Scripture - Luke 9:43 - And they were all amazed at the greatness of God.
Quote - Harry Emerson Fosdick - Fear imprisons, faith liberates; fear paralyzes, faith empowers; fear disheartens, faith encourages; fear sickens, faith heals; fear makes useless, faith makes serviceable.
I'm sure that monday and tuesday's devotions were a bit challenging. The spiritual practice of recalling our pain and admitting our fears is not easy. But now we are fully prepared to experience the shocking and surprising joy of the Transfiguration, which I would suggest is another celebration of the Incarnation. What have we been prepared for? The interruption of pain and fear by the glorious new creation not only promised by God, but made present with us through Christ.
Jesus takes Peter, James & John on a hike up a mountain to pray. Amazing and miraculous things happen. Moses and Elijah, long departed from the earth, suddenly, impossibly appear. And Jesus begins to glow and flash like lightening. If we are honest, this might be the moment when you begin to wonder how on earth this story could have anyting to do with practical matters like pain and fear. You wouldn't be alone. We are witnessing an event, a phenomena that is rare to the point of being singular, it is easy to doubt that this happening could have anything practical to offer to us in our times of need.
In the Advent and Christmas seasons we sing 'Hark the Herald, Angels Sing.' And one of the lines that we sing is 'veiled in flesh the Godhead see.' This moment we witness, with Jesus glowing on the mountaintop in the presence of Moses and Elijah, the unveiling of the Godhead. We see Jesus revealed. But not just Jesus, we see the future God has planned and prepared. The new creation, the reign of peace and justice is revealed (that is what Moses and Elijah symbolize). And even more, not just the future that is to come, that future impacts the present. The future is now. Which is probably why Jesus gets testy when the disciples still remain grounded in their fears and doubts. They have seen the future and its powerful intrusion in the present and still they succumb to doubt and fear.
But here is the point. The Transfiguration is a gift. Peter, James and John, three key leaders of the early church, in the midst of their fears and doubts are given a glimpse of the future and its impact on the present, so that they can serve with energy and face risk and sacrifice with courage. They are given empowerment and courage because they see the glory that is to come, the glory of God's reign that they can take some small but still significant part in preparing the world for. Pain and fear and doubt are interrupted by this gift. Which leads us to the question, what if we were not compelled or constricted by fear and doubt, but instead, by the gift of hope because we have seen the glory to come? What if we could see not only the struggle, but also the reward of our service and sacrifice and then respond with energy and courage? That is the key question that this story urges us to ask ourselves. Are we compelled by fear or by faith? And if by faith, what risk are we being charged with taking in order that the future glory of the Kingdom of God can be glimpsed in the present?
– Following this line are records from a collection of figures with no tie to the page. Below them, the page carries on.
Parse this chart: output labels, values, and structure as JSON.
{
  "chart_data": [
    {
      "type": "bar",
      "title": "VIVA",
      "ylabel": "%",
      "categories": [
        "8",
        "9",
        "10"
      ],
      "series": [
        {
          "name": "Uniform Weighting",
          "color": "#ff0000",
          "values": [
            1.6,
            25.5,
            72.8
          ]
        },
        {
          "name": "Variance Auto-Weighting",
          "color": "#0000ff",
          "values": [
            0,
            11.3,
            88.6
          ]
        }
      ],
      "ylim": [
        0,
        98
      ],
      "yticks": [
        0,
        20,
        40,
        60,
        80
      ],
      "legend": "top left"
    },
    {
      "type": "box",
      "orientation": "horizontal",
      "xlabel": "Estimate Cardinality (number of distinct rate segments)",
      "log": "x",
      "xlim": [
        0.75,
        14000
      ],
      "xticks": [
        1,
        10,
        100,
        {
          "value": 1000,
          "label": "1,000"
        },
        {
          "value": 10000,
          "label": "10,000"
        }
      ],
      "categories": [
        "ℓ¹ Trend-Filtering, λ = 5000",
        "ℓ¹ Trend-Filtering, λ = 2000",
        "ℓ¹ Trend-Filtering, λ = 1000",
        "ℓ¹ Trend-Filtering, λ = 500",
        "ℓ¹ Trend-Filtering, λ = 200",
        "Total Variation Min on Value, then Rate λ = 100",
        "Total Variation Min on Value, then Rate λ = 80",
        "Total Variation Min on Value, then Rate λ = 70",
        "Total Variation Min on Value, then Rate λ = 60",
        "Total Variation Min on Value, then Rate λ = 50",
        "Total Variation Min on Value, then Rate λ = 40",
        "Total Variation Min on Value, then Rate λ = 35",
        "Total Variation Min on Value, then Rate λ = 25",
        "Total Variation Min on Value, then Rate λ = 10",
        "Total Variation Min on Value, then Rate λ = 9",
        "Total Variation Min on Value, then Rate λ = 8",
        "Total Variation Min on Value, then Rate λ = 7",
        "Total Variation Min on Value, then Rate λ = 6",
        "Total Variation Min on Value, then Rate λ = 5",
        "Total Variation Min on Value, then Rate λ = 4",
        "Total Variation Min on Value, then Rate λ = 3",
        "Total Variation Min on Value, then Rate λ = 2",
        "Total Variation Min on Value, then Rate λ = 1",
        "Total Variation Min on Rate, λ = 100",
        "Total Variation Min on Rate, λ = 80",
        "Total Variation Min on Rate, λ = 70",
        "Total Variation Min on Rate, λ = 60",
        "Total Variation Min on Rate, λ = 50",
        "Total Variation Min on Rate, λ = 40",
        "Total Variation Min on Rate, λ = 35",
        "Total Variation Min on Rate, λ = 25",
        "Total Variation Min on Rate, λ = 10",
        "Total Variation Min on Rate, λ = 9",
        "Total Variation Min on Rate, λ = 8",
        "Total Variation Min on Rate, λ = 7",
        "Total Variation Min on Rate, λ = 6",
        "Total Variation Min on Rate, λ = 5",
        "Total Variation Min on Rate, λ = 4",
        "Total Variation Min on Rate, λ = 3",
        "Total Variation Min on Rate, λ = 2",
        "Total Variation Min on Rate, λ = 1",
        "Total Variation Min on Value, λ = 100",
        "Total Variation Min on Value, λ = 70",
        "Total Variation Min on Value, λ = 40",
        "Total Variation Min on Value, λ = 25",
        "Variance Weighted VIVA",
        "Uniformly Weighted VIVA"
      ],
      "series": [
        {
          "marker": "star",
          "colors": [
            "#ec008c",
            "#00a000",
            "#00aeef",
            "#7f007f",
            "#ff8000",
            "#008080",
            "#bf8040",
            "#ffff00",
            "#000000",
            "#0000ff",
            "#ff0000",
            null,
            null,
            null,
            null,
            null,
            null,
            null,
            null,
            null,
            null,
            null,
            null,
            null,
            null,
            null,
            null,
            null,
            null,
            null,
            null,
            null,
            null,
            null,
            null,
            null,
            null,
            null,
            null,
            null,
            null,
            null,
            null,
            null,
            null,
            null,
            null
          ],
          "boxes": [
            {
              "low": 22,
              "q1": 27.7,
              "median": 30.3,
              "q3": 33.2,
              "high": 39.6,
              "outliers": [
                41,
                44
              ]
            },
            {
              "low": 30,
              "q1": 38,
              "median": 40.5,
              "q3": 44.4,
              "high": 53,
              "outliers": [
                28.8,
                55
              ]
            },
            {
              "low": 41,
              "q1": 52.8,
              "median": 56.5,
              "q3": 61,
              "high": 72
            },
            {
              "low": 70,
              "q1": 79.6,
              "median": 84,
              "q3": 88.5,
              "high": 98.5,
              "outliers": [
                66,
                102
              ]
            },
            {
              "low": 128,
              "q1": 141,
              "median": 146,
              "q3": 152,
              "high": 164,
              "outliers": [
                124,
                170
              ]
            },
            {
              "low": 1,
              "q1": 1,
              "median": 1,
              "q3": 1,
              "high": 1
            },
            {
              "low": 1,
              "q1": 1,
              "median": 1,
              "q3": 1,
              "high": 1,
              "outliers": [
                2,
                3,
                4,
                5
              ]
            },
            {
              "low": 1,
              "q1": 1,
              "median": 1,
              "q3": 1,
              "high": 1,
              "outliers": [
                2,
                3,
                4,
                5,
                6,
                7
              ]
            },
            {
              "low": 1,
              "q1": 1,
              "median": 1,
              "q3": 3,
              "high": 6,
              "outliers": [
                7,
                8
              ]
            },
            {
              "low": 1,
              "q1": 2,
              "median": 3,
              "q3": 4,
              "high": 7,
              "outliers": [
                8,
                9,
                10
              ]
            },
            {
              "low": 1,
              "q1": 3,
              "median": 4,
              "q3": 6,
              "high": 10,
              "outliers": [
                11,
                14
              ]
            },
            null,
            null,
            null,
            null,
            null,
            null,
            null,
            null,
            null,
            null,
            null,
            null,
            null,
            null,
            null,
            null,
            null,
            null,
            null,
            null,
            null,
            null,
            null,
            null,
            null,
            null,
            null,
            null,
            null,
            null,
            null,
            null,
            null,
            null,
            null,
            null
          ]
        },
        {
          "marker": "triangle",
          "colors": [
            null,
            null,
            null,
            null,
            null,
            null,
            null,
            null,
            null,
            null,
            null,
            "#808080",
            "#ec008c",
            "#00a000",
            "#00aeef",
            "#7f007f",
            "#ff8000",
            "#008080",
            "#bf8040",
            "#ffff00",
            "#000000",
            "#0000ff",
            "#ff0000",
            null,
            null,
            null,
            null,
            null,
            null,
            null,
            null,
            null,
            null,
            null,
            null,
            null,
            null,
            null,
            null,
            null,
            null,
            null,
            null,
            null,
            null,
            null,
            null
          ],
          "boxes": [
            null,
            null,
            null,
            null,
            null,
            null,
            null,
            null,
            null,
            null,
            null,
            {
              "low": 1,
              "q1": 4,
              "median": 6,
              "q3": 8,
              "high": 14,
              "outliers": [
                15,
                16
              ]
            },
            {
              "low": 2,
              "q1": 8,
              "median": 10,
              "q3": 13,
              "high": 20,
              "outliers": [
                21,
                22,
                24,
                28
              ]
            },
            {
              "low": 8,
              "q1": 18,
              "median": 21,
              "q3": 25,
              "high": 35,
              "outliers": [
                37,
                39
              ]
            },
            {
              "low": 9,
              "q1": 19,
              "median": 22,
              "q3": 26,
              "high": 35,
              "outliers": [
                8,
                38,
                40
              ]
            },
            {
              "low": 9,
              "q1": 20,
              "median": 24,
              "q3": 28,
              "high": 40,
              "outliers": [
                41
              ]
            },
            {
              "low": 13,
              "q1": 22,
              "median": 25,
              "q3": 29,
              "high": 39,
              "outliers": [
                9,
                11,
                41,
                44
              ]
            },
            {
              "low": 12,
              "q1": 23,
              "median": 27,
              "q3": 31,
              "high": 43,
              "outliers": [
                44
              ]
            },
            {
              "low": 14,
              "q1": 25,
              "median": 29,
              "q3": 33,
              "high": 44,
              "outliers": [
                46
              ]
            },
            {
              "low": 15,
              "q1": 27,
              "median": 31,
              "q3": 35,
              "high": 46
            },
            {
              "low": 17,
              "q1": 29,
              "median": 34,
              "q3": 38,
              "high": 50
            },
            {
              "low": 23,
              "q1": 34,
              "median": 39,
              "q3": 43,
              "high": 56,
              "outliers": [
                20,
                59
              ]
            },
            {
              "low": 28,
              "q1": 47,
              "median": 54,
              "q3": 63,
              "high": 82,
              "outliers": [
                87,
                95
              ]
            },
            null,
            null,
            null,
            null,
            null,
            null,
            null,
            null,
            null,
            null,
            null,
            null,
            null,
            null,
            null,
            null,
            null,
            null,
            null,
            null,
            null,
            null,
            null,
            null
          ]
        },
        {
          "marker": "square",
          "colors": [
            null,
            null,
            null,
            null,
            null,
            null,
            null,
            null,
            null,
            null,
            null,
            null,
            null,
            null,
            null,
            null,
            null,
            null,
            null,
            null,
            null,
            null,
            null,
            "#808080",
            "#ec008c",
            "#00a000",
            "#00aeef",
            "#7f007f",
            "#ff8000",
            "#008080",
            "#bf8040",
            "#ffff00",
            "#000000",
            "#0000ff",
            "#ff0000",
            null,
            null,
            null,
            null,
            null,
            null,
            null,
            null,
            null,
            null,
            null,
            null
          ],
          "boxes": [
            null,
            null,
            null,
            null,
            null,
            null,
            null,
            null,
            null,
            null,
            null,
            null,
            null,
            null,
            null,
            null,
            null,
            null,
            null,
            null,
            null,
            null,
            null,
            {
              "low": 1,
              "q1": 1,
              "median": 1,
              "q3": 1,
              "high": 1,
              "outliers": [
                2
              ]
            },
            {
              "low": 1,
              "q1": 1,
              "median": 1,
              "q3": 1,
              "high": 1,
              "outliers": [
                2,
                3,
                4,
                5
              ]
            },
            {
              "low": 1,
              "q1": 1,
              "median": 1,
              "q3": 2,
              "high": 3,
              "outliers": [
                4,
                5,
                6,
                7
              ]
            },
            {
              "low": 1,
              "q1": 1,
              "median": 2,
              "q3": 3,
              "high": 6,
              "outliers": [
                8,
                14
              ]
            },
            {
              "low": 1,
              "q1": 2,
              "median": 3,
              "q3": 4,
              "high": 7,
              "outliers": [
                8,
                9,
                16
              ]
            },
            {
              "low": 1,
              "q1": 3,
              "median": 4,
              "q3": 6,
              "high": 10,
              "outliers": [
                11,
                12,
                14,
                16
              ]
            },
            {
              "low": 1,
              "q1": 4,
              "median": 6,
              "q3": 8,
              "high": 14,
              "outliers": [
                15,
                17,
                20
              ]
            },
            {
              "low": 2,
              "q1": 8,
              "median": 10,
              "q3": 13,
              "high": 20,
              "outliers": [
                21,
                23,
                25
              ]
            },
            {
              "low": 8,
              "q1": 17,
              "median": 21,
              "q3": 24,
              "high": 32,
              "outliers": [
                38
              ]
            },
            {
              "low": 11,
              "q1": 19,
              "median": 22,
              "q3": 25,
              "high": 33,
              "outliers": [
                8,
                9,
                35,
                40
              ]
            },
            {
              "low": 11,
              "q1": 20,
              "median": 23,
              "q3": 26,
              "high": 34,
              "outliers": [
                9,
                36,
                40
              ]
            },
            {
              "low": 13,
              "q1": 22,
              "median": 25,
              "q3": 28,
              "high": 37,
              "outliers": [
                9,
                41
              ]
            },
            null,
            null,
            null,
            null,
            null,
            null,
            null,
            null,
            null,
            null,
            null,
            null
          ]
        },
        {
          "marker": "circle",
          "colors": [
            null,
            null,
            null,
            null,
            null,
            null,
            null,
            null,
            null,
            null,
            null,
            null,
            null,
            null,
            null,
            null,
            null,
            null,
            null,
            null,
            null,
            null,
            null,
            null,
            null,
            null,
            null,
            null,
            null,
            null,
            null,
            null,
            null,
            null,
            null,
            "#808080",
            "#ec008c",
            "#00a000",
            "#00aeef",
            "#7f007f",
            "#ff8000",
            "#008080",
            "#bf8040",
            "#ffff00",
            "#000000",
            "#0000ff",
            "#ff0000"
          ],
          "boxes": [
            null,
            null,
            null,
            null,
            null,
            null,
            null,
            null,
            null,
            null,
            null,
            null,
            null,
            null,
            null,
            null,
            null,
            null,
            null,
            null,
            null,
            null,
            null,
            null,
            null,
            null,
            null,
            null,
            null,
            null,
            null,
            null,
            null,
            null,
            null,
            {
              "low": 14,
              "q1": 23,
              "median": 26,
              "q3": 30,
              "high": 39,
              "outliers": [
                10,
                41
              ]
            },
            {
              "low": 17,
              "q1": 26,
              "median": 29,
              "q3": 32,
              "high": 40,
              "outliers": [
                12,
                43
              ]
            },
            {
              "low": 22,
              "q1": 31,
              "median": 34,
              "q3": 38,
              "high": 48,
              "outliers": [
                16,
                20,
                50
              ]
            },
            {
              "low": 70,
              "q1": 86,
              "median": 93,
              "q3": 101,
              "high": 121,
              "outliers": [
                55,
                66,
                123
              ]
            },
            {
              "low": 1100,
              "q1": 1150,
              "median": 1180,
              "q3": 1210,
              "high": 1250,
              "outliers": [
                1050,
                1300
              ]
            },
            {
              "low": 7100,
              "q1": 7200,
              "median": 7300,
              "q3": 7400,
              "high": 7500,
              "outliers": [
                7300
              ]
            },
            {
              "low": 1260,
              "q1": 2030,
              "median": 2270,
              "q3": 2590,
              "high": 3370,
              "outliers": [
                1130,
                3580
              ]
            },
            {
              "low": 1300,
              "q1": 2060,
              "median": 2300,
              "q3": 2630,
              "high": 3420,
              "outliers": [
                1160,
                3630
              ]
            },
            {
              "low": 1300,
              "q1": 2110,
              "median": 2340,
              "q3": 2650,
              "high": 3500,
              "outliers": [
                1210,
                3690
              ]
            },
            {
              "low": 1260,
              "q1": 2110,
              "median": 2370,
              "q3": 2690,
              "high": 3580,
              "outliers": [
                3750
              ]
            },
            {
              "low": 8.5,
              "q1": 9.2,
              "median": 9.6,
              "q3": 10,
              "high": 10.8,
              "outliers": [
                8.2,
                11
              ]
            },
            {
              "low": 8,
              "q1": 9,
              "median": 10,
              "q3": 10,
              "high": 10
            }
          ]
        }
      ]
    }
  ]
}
Prayer - The story of your Transfiguration is so far outside our normal experience, it is difficult to even believe. Forgive us for the temptation to dismiss the gift that is meant to raise within us wonder and awe. For these are gifts meant to inspire our courage to serve and follow faithfully. Use this amazing story to inspire our hope and our imagination. Use this blessed vision of the glory to come, to embody in ways grand and simple, the glory of the Kingdom of God, here and now, no matter the challenge or risk.